IX

2 0 0
                                    

Susan szła korytarzem szukając Harrego, nigdzie nie mogła go znaleźć.
-Hej cześć ty jesteś Hermiona?
-Tak. A ty Susan ?
-Tak. Wiesz gdzie jest Harry? Słyszałam że jesteście bardzo dobrymi przyjaciółmi.
-Tak jesteśmy. Jest w salonie Gryfonów zawołać go?
-Tak dzięki.
-Ej.
-Tak?
-Ty nie chodzisz z Draconem?
-Emmm...tak a co?
-A nic tak pytam. Już idę po Harrego.
-Powiedz mu że spotkamy się przed salą od eliksirów. Dzięki.

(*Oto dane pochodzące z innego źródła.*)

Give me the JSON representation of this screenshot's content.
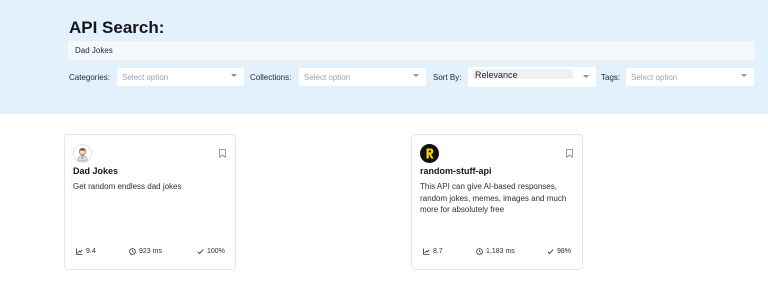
{
  "search": {
    "heading": "API Search:",
    "query": "Dad Jokes"
  },
  "filters": {
    "categories_label": "Categories:",
    "categories_placeholder": "Select option",
    "collections_label": "Collections:",
    "collections_placeholder": "Select option",
    "sort_label": "Sort By:",
    "sort_value": "Relevance",
    "tags_label": "Tags:",
    "tags_placeholder": "Select option"
  },
  "results": [
    {
      "title": "Dad Jokes",
      "description": "Get random endless dad jokes",
      "popularity": "9.4",
      "latency": "923 ms",
      "success_rate": "100%",
      "logo": "dad-face-icon"
    },
    {
      "title": "random-stuff-api",
      "description": "This API can give AI-based responses, random jokes, memes, images and much more for absolutely free",
      "popularity": "8.7",
      "latency": "1,183 ms",
      "success_rate": "98%",
      "logo": "r-letter-logo"
    }
  ],
  "colors": {
    "panel_bg": "#e3f1fc",
    "logo_dark": "#111111",
    "logo_accent": "#f2d31b"
  }
}
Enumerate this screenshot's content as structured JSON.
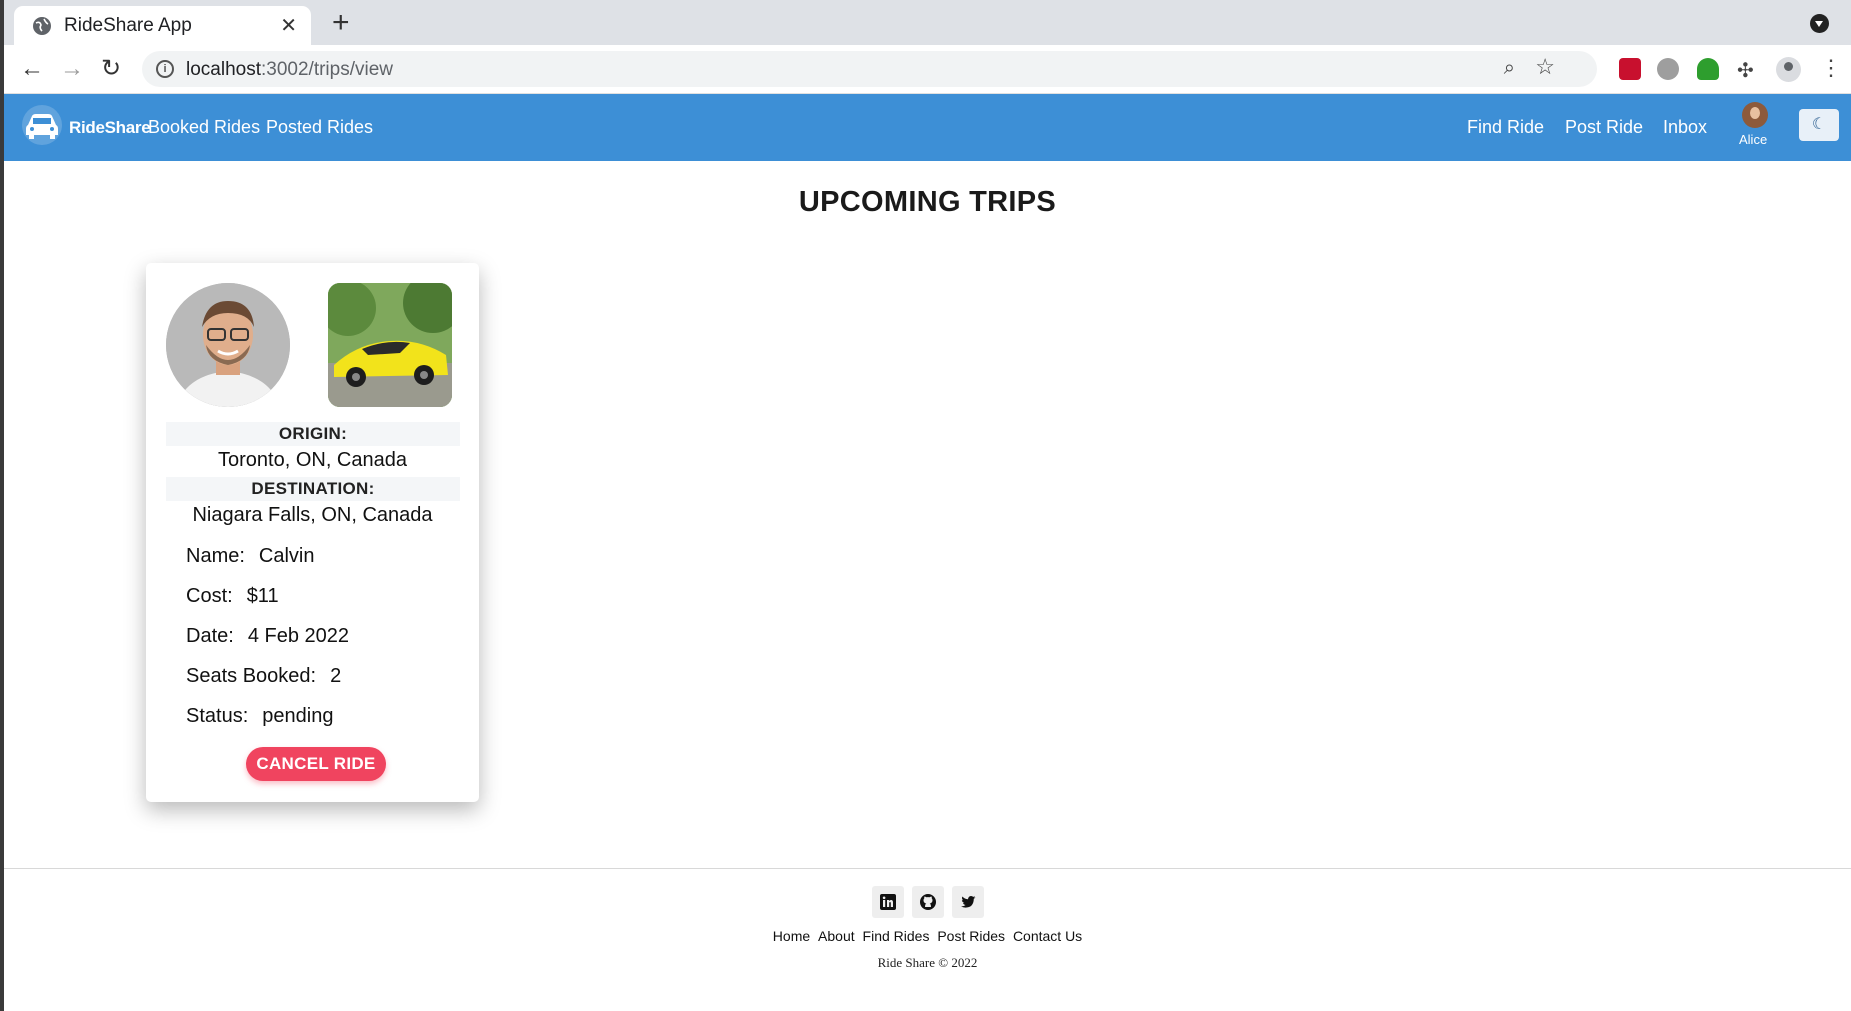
{
  "browser": {
    "tab_title": "RideShare App",
    "url_host": "localhost",
    "url_path": ":3002/trips/view"
  },
  "navbar": {
    "brand": "RideShare",
    "left_links": [
      "Booked Rides",
      "Posted Rides"
    ],
    "right_links": [
      "Find Ride",
      "Post Ride",
      "Inbox"
    ],
    "user_name": "Alice"
  },
  "page": {
    "title": "UPCOMING TRIPS"
  },
  "trip": {
    "origin_label": "ORIGIN:",
    "origin": "Toronto, ON, Canada",
    "destination_label": "DESTINATION:",
    "destination": "Niagara Falls, ON, Canada",
    "details": [
      {
        "label": "Name:",
        "value": "Calvin"
      },
      {
        "label": "Cost:",
        "value": "$11"
      },
      {
        "label": "Date:",
        "value": "4 Feb 2022"
      },
      {
        "label": "Seats Booked:",
        "value": "2"
      },
      {
        "label": "Status:",
        "value": "pending"
      }
    ],
    "cancel_label": "CANCEL RIDE"
  },
  "footer": {
    "links": [
      "Home",
      "About",
      "Find Rides",
      "Post Rides",
      "Contact Us"
    ],
    "copyright": "Ride Share © 2022"
  }
}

Hermiona poszła w stronę salonu Gryfonów.
-Hej Susan.
-Słucham Crab?
-Draco on...
-Co jest z Draco??
-Jest w skrzydle szpitalnym..
-Powiedz mu że będę za 10 minut muszę coś załatwić...
-Dobra już lecę!
Susan była bardzo zaniepokojona, ale nie mogła wystawić Harrego, *co się stało Draco?!?!* Poszła w stronę sali od eliksirów gdzie zastała już Harrego.
-Harry!
-Susan!
-Dawno się nie widzieliśmy.
-Tak..
-Bardzo cię przepraszam, ale Draco jest w szpitalu nie wiem co się stało a jak już pewnie wiesz chodzimy ze sobą, muszę iść do niego. Może spotkamy się jutro przed szkołą pod drzewem?
-Tak...pewnie...idź już ..
Susan pobiegła do skrzydła.
-Draco!
-Susan.
-Draco co się stało?
-Szłem po schodach żeby cię znaleźć bo zapomniałaś różdżki..
-I?
-I jakichś kretyn z Huffelpafu na mnie wpadł na schodach i wbiłem sobie kamień w nogę.

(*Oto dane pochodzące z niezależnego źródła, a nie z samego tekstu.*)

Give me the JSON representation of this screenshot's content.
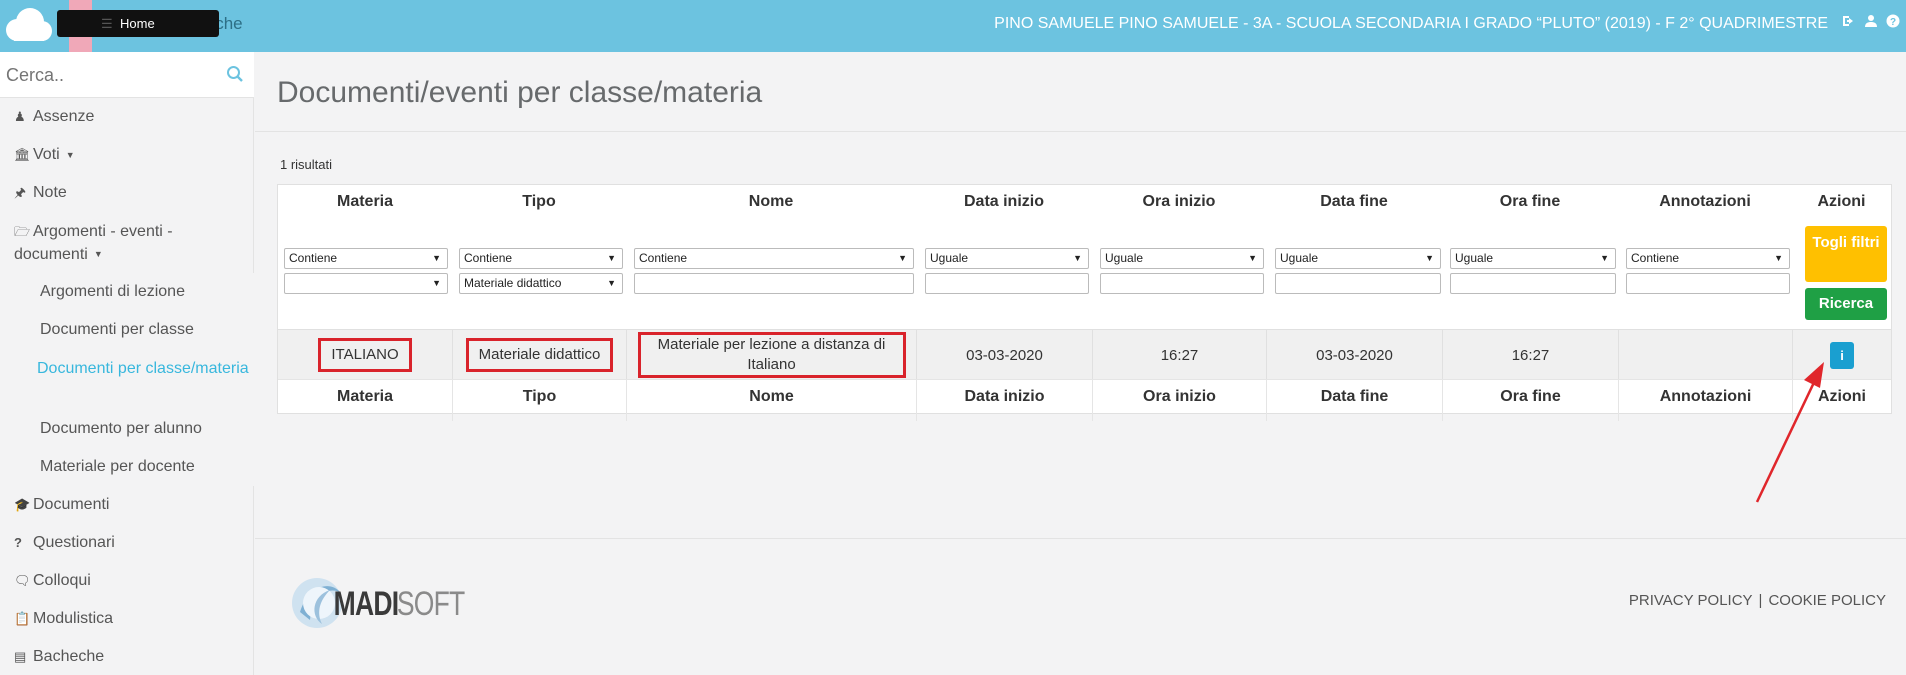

-Draco...dzięki że o mnie pomyślałeś...bardzo cię boli?
-Tak...ale będzie dobrze spokojnie, to tylko kamień. - Draco uśmiechnął się mimo iż widać było że go boli.

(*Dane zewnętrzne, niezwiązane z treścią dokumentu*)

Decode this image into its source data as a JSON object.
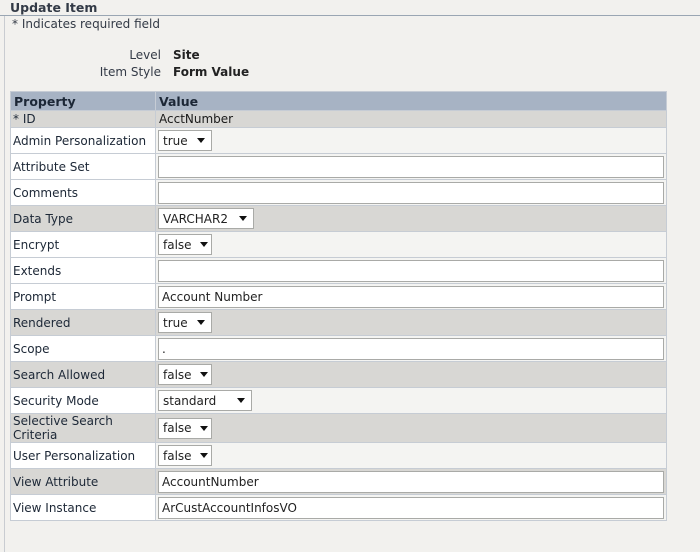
{
  "page": {
    "title": "Update Item",
    "required_note": "* Indicates required field"
  },
  "meta": {
    "level_label": "Level",
    "level_value": "Site",
    "style_label": "Item Style",
    "style_value": "Form Value"
  },
  "table": {
    "headers": [
      "Property",
      "Value"
    ],
    "rows": [
      {
        "property": "* ID",
        "value": "AcctNumber"
      },
      {
        "property": "Admin Personalization",
        "value": "true"
      },
      {
        "property": "Attribute Set",
        "value": ""
      },
      {
        "property": "Comments",
        "value": ""
      },
      {
        "property": "Data Type",
        "value": "VARCHAR2"
      },
      {
        "property": "Encrypt",
        "value": "false"
      },
      {
        "property": "Extends",
        "value": ""
      },
      {
        "property": "Prompt",
        "value": "Account Number"
      },
      {
        "property": "Rendered",
        "value": "true"
      },
      {
        "property": "Scope",
        "value": "."
      },
      {
        "property": "Search Allowed",
        "value": "false"
      },
      {
        "property": "Security Mode",
        "value": "standard"
      },
      {
        "property": "Selective Search Criteria",
        "value": "false"
      },
      {
        "property": "User Personalization",
        "value": "false"
      },
      {
        "property": "View Attribute",
        "value": "AccountNumber"
      },
      {
        "property": "View Instance",
        "value": "ArCustAccountInfosVO"
      }
    ]
  }
}
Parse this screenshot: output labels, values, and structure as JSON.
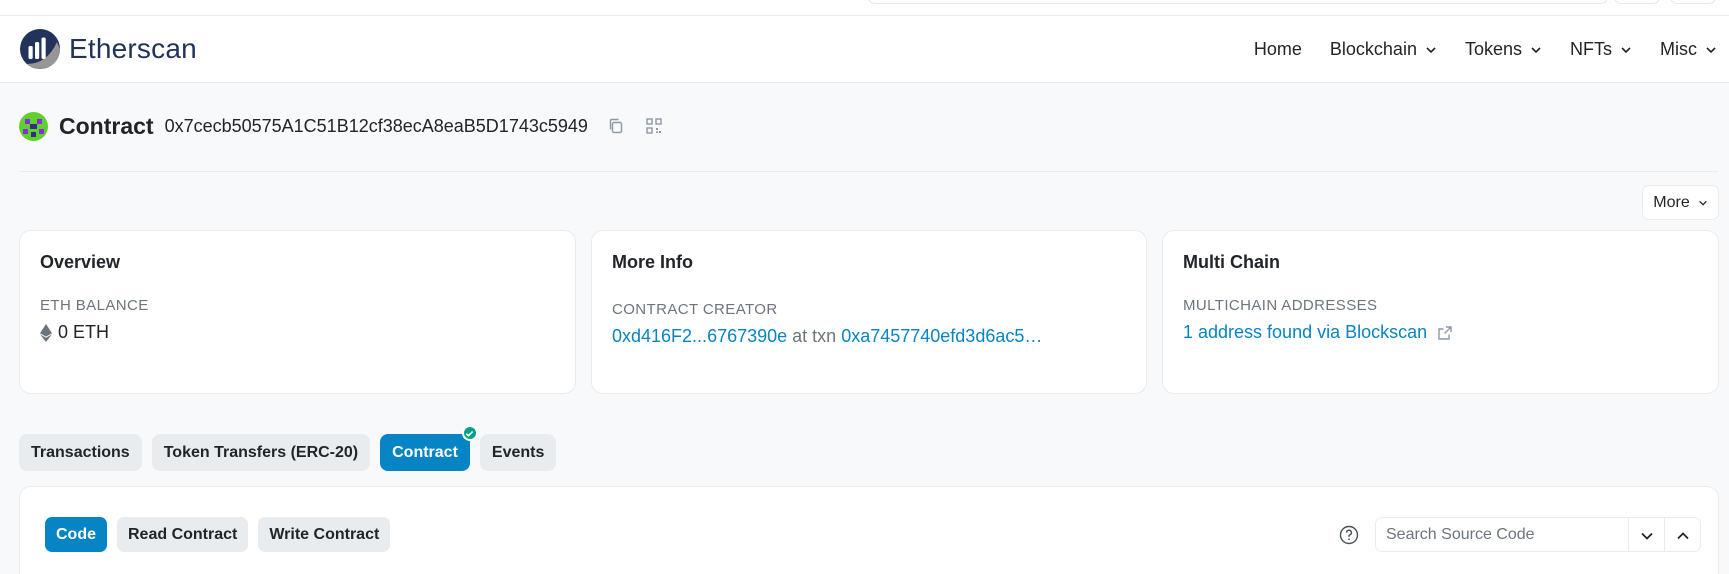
{
  "brand": {
    "name": "Etherscan"
  },
  "nav": {
    "items": [
      {
        "label": "Home"
      },
      {
        "label": "Blockchain"
      },
      {
        "label": "Tokens"
      },
      {
        "label": "NFTs"
      },
      {
        "label": "Misc"
      }
    ]
  },
  "header": {
    "title": "Contract",
    "address": "0x7cecb50575A1C51B12cf38ecA8eaB5D1743c5949",
    "icons": [
      "copy-icon",
      "qr-code-icon"
    ]
  },
  "more_button": {
    "label": "More"
  },
  "cards": {
    "overview": {
      "title": "Overview",
      "label": "ETH BALANCE",
      "value": "0 ETH"
    },
    "more_info": {
      "title": "More Info",
      "label": "CONTRACT CREATOR",
      "creator": "0xd416F2...6767390e",
      "at_txn": "at txn",
      "txn": "0xa7457740efd3d6ac5…"
    },
    "multi_chain": {
      "title": "Multi Chain",
      "label": "MULTICHAIN ADDRESSES",
      "link": "1 address found via Blockscan"
    }
  },
  "tabs": [
    {
      "label": "Transactions"
    },
    {
      "label": "Token Transfers (ERC-20)"
    },
    {
      "label": "Contract"
    },
    {
      "label": "Events"
    }
  ],
  "subtabs": [
    {
      "label": "Code"
    },
    {
      "label": "Read Contract"
    },
    {
      "label": "Write Contract"
    }
  ],
  "search": {
    "placeholder": "Search Source Code"
  },
  "colors": {
    "accent": "#0784c3",
    "brand": "#21325b",
    "success": "#00a186"
  }
}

-Od kąd tu przyszłaś czuje się lepiej.
Oboje uśmiechnęli się. A dziewczyna pocałowała go.
-No to teraz już powinieneś być zdrowy.
-Hm?
-Skoro jak przyszłam poczułeś się lepiej to jak cię pocałowałam powinieneś być już zdrowy.
-Hahaha.
-Nie a tak serio to przykro mi. Proszę pani. Ile on tu będzie musiał być ?
-Jeszcze dziś z tąd wyjdzie tylko usuniemy kamień i założymy opatrunek. Odprowadzisz go do pokoju?
-Tak pewnie,z przyjemnością. - Susan spojrzała na Draco który uśmiechał się.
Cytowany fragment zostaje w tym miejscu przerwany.